Uzvaan shook his head, and for a moment, Nyquist thought they might have a problem. “You do realize that each minute I sit in there wastes my time. She is not a paying client. I will bill this to the city itself.”

“That’s not my concern,” Nyquist said. “But I’ll do what I can to get her here faster.”

Uzvaan went inside the room. He peered at the white table as if it were covered in filth.

Normal procedure meant that Nyquist left the door open. But there was nothing normal about this afternoon.

He slammed the door shut and locked it. Then he hit the control panel hidden in the wall and immediately changed the environment inside Interrogation One to Peyti Normal.

Uzvaan whirled. He grabbed his mask by the bottom and removed the bomb. Then he took off the mask itself.

Nyquist wasn’t sure he had ever seen a maskless Peyti before. Uzvaan looked less intimidating, not more. Blue flooded his face, and for a moment, Nyquist wondered if the environmental mix was wrong.

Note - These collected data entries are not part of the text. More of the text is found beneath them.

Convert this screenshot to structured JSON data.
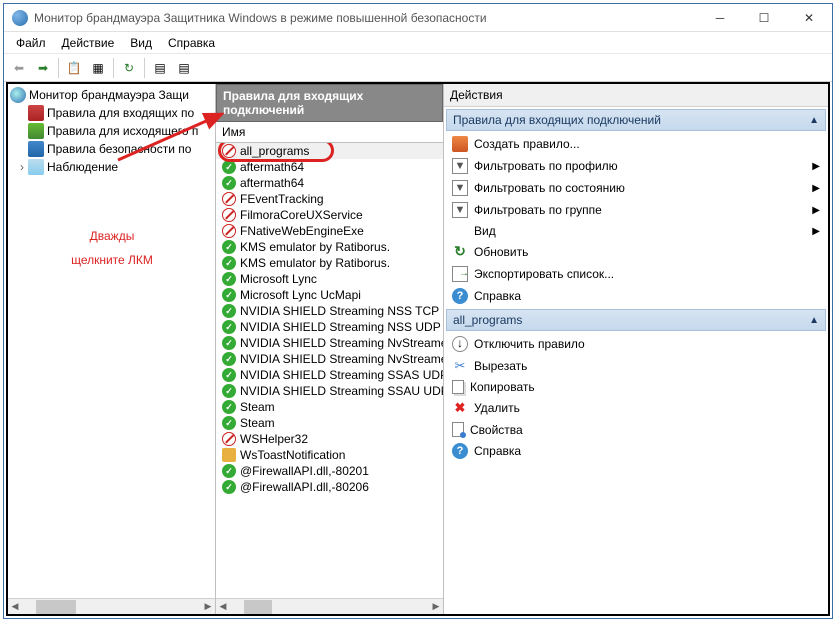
{
  "window_title": "Монитор брандмауэра Защитника Windows в режиме повышенной безопасности",
  "menu": {
    "file": "Файл",
    "action": "Действие",
    "view": "Вид",
    "help": "Справка"
  },
  "tree": {
    "root": "Монитор брандмауэра Защи",
    "inbound": "Правила для входящих по",
    "outbound": "Правила для исходящего п",
    "consec": "Правила безопасности по",
    "monitoring": "Наблюдение"
  },
  "mid": {
    "header": "Правила для входящих подключений",
    "col_name": "Имя",
    "rules": [
      {
        "name": "all_programs",
        "type": "block",
        "hl": true,
        "selected": true
      },
      {
        "name": "aftermath64",
        "type": "allow"
      },
      {
        "name": "aftermath64",
        "type": "allow"
      },
      {
        "name": "FEventTracking",
        "type": "block"
      },
      {
        "name": "FilmoraCoreUXService",
        "type": "block"
      },
      {
        "name": "FNativeWebEngineExe",
        "type": "block"
      },
      {
        "name": "KMS emulator by Ratiborus.",
        "type": "allow"
      },
      {
        "name": "KMS emulator by Ratiborus.",
        "type": "allow"
      },
      {
        "name": "Microsoft Lync",
        "type": "allow"
      },
      {
        "name": "Microsoft Lync UcMapi",
        "type": "allow"
      },
      {
        "name": "NVIDIA SHIELD Streaming NSS TCP Excep",
        "type": "allow"
      },
      {
        "name": "NVIDIA SHIELD Streaming NSS UDP Exce",
        "type": "allow"
      },
      {
        "name": "NVIDIA SHIELD Streaming NvStreamer TC",
        "type": "allow"
      },
      {
        "name": "NVIDIA SHIELD Streaming NvStreamer U",
        "type": "allow"
      },
      {
        "name": "NVIDIA SHIELD Streaming SSAS UDP Exc",
        "type": "allow"
      },
      {
        "name": "NVIDIA SHIELD Streaming SSAU UDP Exc",
        "type": "allow"
      },
      {
        "name": "Steam",
        "type": "allow"
      },
      {
        "name": "Steam",
        "type": "allow"
      },
      {
        "name": "WSHelper32",
        "type": "block"
      },
      {
        "name": "WsToastNotification",
        "type": "lock"
      },
      {
        "name": "@FirewallAPI.dll,-80201",
        "type": "allow"
      },
      {
        "name": "@FirewallAPI.dll,-80206",
        "type": "allow"
      }
    ]
  },
  "actions": {
    "header": "Действия",
    "sect1": "Правила для входящих подключений",
    "new_rule": "Создать правило...",
    "filter_profile": "Фильтровать по профилю",
    "filter_state": "Фильтровать по состоянию",
    "filter_group": "Фильтровать по группе",
    "view": "Вид",
    "refresh": "Обновить",
    "export": "Экспортировать список...",
    "help": "Справка",
    "sect2": "all_programs",
    "disable": "Отключить правило",
    "cut": "Вырезать",
    "copy": "Копировать",
    "delete": "Удалить",
    "props": "Свойства",
    "help2": "Справка"
  },
  "annotation": {
    "line1": "Дважды",
    "line2": "щелкните ЛКМ"
  }
}
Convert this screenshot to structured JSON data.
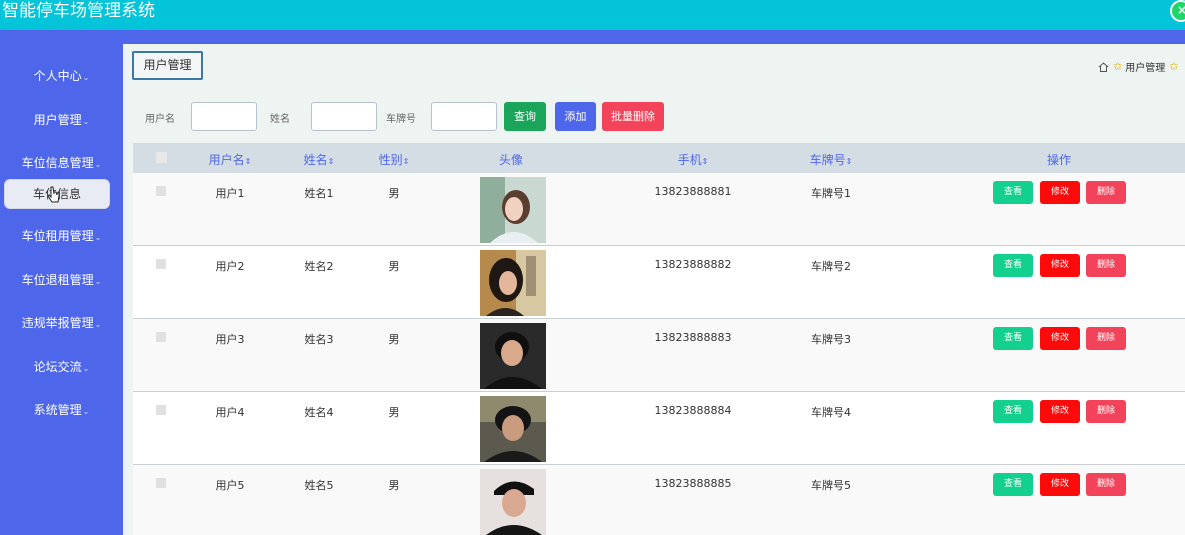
{
  "app": {
    "title": "智能停车场管理系统",
    "close_glyph": "×"
  },
  "sidebar": {
    "items": [
      {
        "label": "个人中心"
      },
      {
        "label": "用户管理"
      },
      {
        "label": "车位信息管理"
      },
      {
        "label": "车位租用管理"
      },
      {
        "label": "车位退租管理"
      },
      {
        "label": "违规举报管理"
      },
      {
        "label": "论坛交流"
      },
      {
        "label": "系统管理"
      }
    ],
    "active_sub": "车位信息",
    "caret_glyph": "⌄"
  },
  "main": {
    "tab": "用户管理",
    "breadcrumb": {
      "current": "用户管理"
    }
  },
  "search": {
    "username_label": "用户名",
    "name_label": "姓名",
    "plate_label": "车牌号",
    "username_value": "",
    "name_value": "",
    "plate_value": "",
    "query_button": "查询",
    "add_button": "添加",
    "batch_delete_button": "批量删除"
  },
  "table": {
    "headers": {
      "username": "用户名",
      "name": "姓名",
      "gender": "性别",
      "avatar": "头像",
      "phone": "手机",
      "plate": "车牌号",
      "actions": "操作"
    },
    "sort_glyph": "⇕",
    "rows": [
      {
        "username": "用户1",
        "name": "姓名1",
        "gender": "男",
        "phone": "13823888881",
        "plate": "车牌号1"
      },
      {
        "username": "用户2",
        "name": "姓名2",
        "gender": "男",
        "phone": "13823888882",
        "plate": "车牌号2"
      },
      {
        "username": "用户3",
        "name": "姓名3",
        "gender": "男",
        "phone": "13823888883",
        "plate": "车牌号3"
      },
      {
        "username": "用户4",
        "name": "姓名4",
        "gender": "男",
        "phone": "13823888884",
        "plate": "车牌号4"
      },
      {
        "username": "用户5",
        "name": "姓名5",
        "gender": "男",
        "phone": "13823888885",
        "plate": "车牌号5"
      }
    ],
    "actions": {
      "view": "查看",
      "edit": "修改",
      "delete": "删除"
    }
  },
  "colors": {
    "header_bg": "#03c4d8",
    "sidebar_bg": "#4e67ea",
    "query": "#1aa55a",
    "add": "#4e67ea",
    "batch_delete": "#f3435a",
    "view": "#14d08e",
    "edit": "#ff0a0a",
    "delete": "#f3435a"
  }
}
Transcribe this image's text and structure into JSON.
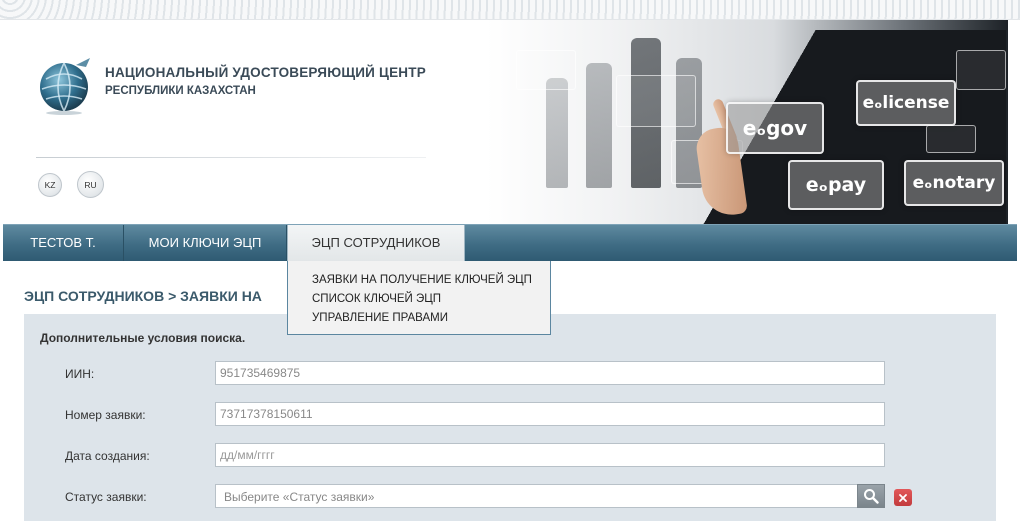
{
  "header": {
    "org_name": "НАЦИОНАЛЬНЫЙ УДОСТОВЕРЯЮЩИЙ ЦЕНТР",
    "org_subtitle": "РЕСПУБЛИКИ КАЗАХСТАН",
    "lang_kz": "KZ",
    "lang_ru": "RU"
  },
  "banner": {
    "screens": [
      "eₒgov",
      "eₒlicense",
      "eₒpay",
      "eₒnotary"
    ]
  },
  "nav": {
    "user": "ТЕСТОВ Т.",
    "my_keys": "МОИ КЛЮЧИ ЭЦП",
    "staff_keys": "ЭЦП СОТРУДНИКОВ"
  },
  "dropdown": {
    "items": [
      "ЗАЯВКИ НА ПОЛУЧЕНИЕ КЛЮЧЕЙ ЭЦП",
      "СПИСОК КЛЮЧЕЙ ЭЦП",
      "УПРАВЛЕНИЕ ПРАВАМИ"
    ]
  },
  "page": {
    "title": "ЭЦП СОТРУДНИКОВ > ЗАЯВКИ НА"
  },
  "search": {
    "panel_title": "Дополнительные условия поиска.",
    "iin_label": "ИИН:",
    "iin_value": "951735469875",
    "request_no_label": "Номер заявки:",
    "request_no_value": "73717378150611",
    "created_label": "Дата создания:",
    "created_placeholder": "дд/мм/гггг",
    "status_label": "Статус заявки:",
    "status_placeholder": "Выберите «Статус заявки»"
  },
  "colors": {
    "nav_bg": "#3f6c84",
    "panel_bg": "#dde4ea",
    "title_text": "#3b5a6b",
    "clear_button": "#c23b3d"
  },
  "icons": [
    "globe-logo-icon",
    "search-icon",
    "close-icon"
  ]
}
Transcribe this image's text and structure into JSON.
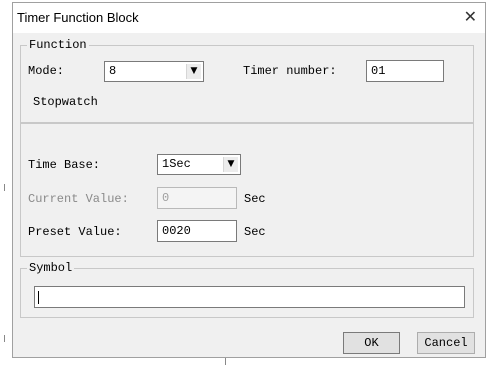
{
  "window": {
    "title": "Timer Function Block",
    "close_glyph": "✕"
  },
  "function_group": {
    "legend": "Function",
    "mode_label": "Mode:",
    "mode_value": "8",
    "timer_number_label": "Timer number:",
    "timer_number_value": "01",
    "mode_description": "Stopwatch"
  },
  "timing": {
    "time_base_label": "Time Base:",
    "time_base_value": "1Sec",
    "current_value_label": "Current Value:",
    "current_value": "0",
    "current_unit": "Sec",
    "preset_value_label": "Preset Value:",
    "preset_value": "0020",
    "preset_unit": "Sec"
  },
  "symbol_group": {
    "legend": "Symbol",
    "value": ""
  },
  "buttons": {
    "ok_label": "OK",
    "cancel_label": "Cancel"
  },
  "icons": {
    "close": "close-icon",
    "dropdown": "chevron-down-icon"
  }
}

Uzvaan threw the mask on the table and squeezed the bomb.

Nyquist shook. He reached for his own weapon, not sure what would happen.

But the bomb did not go off.

Uzvaan’s skin continued to cycle through a variety of colors. Then he tossed the bomb across the room as if in fury.

Nyquist had never seen an angry Peyti before.

“You do not have the right to hold me here,” Uzvaan said through the open intercom.

“Oh, yeah, I do,” Nyquist said. “We just got a recording of that. You tried to bring down the entire station. And yes, I know what you were holding. You might want to think about your own defense, counselor. Because what’s going to happen to you in Earth Alliance courts won’t be very pretty.”

Then he shut off the intercom, and moved away from the window so that Uzvaan couldn’t see him.

Nyquist leaned against the wall and closed his eyes for a second. One down. Hundreds more to go.

He had no idea if the other takedowns were going well. He hated the silence on the links. But he now knew why that silence was mandatory.

He set up an automated message to go to DeRicci the moment the links returned:

I have one of the bastards in Interrogation Room One. He’s neutralized.

Nyquist took a deep breath and opened his eyes. His instructions were to remain in case something went wrong with the environment, the interrogation room, or the bomb.

He hoped to hell this thing would get resolved soon, because he felt like a potential victim just standing here.

And he hated that feeling more than anything else.